My approach, rather than by a ‘personal style’, is defined by a working philosophy, based on a constant search for novelty, both aesthetically and functionally. I aim to create a strong identity, and this requires interpreting the sense of history and the direction for the future.
For each project, my design methodology is centred on a holistic approach. I integrate all the distinctive variables, including culture, lifestyle, the city and its environment. These are meaningful elements that inform my design strategy in the quest for relevant solutions, coherent with the environment.
What do you think is the greatest challenge for designing in sustainability?

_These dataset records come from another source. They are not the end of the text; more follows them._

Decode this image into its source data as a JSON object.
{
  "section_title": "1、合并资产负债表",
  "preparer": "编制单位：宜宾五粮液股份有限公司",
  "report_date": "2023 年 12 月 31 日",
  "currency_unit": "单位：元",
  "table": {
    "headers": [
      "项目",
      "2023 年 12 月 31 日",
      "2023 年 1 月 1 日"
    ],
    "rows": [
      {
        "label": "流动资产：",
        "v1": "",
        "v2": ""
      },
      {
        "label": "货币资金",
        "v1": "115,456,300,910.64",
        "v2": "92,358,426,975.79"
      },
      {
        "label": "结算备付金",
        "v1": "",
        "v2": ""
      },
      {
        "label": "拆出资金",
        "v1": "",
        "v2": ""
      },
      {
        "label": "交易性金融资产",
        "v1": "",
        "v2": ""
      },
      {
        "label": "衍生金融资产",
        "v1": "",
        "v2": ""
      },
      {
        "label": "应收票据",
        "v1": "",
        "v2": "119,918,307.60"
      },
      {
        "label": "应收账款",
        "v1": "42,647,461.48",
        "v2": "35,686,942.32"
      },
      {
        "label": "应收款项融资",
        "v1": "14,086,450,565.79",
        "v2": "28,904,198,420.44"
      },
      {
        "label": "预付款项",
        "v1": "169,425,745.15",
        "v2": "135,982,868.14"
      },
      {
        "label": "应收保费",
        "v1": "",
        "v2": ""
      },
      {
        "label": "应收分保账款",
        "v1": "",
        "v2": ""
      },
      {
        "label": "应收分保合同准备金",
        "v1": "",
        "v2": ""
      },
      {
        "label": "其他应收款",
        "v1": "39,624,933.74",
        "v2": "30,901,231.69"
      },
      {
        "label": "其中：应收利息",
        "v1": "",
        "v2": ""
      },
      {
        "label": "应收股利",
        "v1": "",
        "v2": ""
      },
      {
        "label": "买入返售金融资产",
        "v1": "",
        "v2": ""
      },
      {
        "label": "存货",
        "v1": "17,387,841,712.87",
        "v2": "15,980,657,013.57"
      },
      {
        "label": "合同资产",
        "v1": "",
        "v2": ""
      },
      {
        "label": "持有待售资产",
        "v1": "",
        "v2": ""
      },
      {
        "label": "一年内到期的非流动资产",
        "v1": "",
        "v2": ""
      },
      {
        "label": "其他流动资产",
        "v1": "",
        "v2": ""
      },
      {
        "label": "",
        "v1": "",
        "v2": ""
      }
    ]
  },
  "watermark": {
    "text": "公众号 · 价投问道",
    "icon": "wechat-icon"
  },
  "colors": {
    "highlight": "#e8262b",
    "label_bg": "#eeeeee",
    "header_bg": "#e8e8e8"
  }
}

The main challenge is to be able to create widespread awareness about the inevitability of sustainability. Designing, thinking, producing, managing resources and production process in ‘sustainability mode’ is no longer an option if we want our planet to survive. The environmental and climate crises are just the most visible effects of a worldwide hyperconsumption-driven lifestyle and mass production fuelled by conventional mass-market business strategies.
As a by-product, we are accumulating unmanageable waste, making architecture and spaces that become soon unadaptable and obsolete, therefore producing additional waste, manufacturing unnecessary products and depleting natural resources.
The real challenge is to have new comprehensive legislation and policies adopted in the mass market in every field – not just in the construction industry – to pave the way for eco-friendly production and sustainable consumption models. Proper use of technologies such as AI and strategic design will then concur to produce a new kind of wealth that also targets social health and wellbeing. Again, design will be a strategic and fundamental tool in this journey.
What is your favourite building?
Diversity is actually what I look for. To me, specificity expresses a building’s relevance and its correspondence to particular environmental conditions. I always refer to a place as ‘Genius Loci’, a concept defined first by Cristian Norberg Shultz in his fundamental book about the phenomenology of architecture, which is still very relevant.
I am particularly fond of architecture that is able to provide sensory and emotional experiences. What I look for is authenticity, the interplay of natural materials, a great level of customisation and detailing as well as unusual and innovative solutions, solved with simplicity and understatement. Some examples are the works from Renzo Piano (Parliament of Malta), Rafael Moneo, Eduardo Souto De Moura, Peter Zhumtor, Alvaro Siza, Carlo Scarpa and Chinese Architect, Wang Shu (Ningbo History Museum).
What can we expect to see from you over the next year?
The full completion of a second retail building (140,000m2), part of the Shanghai Grand Gateway 66 mixed-use development – which, as the design architect and interior designer, we have developed renovation projects for both the north and south retail buildings.
As China is progressing ahead in its phase of recovery from COVID-19, we also expect to be able to deepen the conversations for projects in commercial and retail fields.